Young people should have access to the arts at as young an age as possible and should be encouraged to be creative themselves and to communicate that creativity to the rest of the world. Meg Quinn, executive director of the Theatre of Youth and member of the Buffalo Theatre Alliance, agrees. “Buffalo has a huge creative heritage,” she says. “The grain elevators were invented here. We have gargantuan examples of industrial development. That’s our history. We’ve been such an adventurous group. The new age is about people and communities that can generate new ways of doing things.”

And that’s where Buffalo is failing on a grand scale, Friel says. Buffalo needs to create bridges of opportunity for the significant numbers of people who aren’t currently participating—not just in the arts, but in the economy—because they don’t have access to quality education. “The scale of poverty in Western New York is an affront to any human being,” he says. “Education is unquestionably the route out of poverty. If education is poor, we’re condemning the next generation to poverty.”

The cheese doesn’t stand alone
Tourism cannot exist in a vacuum. We need to ask two questions: what role can it play in our economy, and how much significance should that industry assume in relation to the rest of our economy? Only then can we develop the infrastructure necessary to support tourism. “You have to be customer-focused instead of supply-driven,” Friel says. “You need to expand hotels, have an appealing convention center, a range of dining out options and nightlife.”

There have to be partnerships between the public and private sectors with the result that the public sector creates the infrastructure to support the private sector in creating jobs and wealth. “I’m amazed at the dependence [here] on government to make all the decisions. It doesn’t work,” Friel says.

To really establish a new “brand” Buffalo can communicate to the world, in the way Friel branded Glasgow, Scotland, there has to be single-unit accountability. “You don’t set up five organizations to do the same thing—then no one organization is responsible for the brand,” the tourism expert adds.

R-E-S-P-E-C-T
It’s also time to take a new perspective on entry-level service industry jobs, according to Friel. We need to recognize that these jobs are equivalent to the entry-level manufacturing jobs of the past. They are one of the “bridges of opportunity” Friel speaks of. “The politicians here don’t get that. These jobs are a beginning, a stepping stone to upper-level positions.”

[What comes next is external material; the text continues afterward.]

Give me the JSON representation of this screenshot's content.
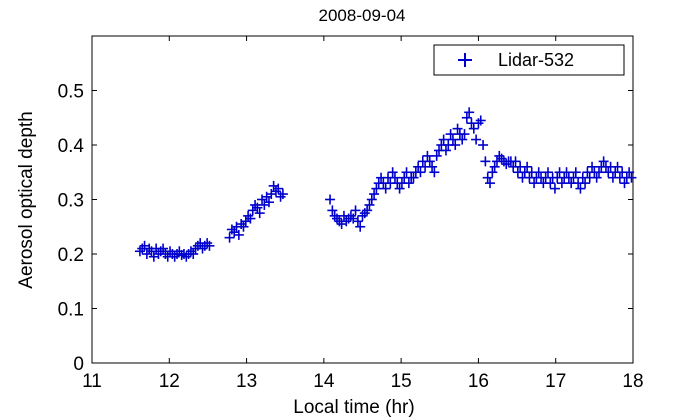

Change has to come from within and from the ground up, he insists. We need only look to New Orleans for a perfect example. Although devastated by Katrina, the city still preserves its identity as a center of jazz, a particular style of architecture, and food. It’s the residents who recognize that identity who are doing the work to restore their heritage.

We must answer the question, “What do we have that no one else has?” and build from that foundation. And many would agree with Friel’s conclusion:

“Buffalo has to stop seeing itself as a Rust Belt city.”

Donna Evans-Deyermond is a freelance writer and public relations professional who is getting weary of dispelling the Rust Belt, snow-bound myth of what’s here in WNY to the people she meets when she travels.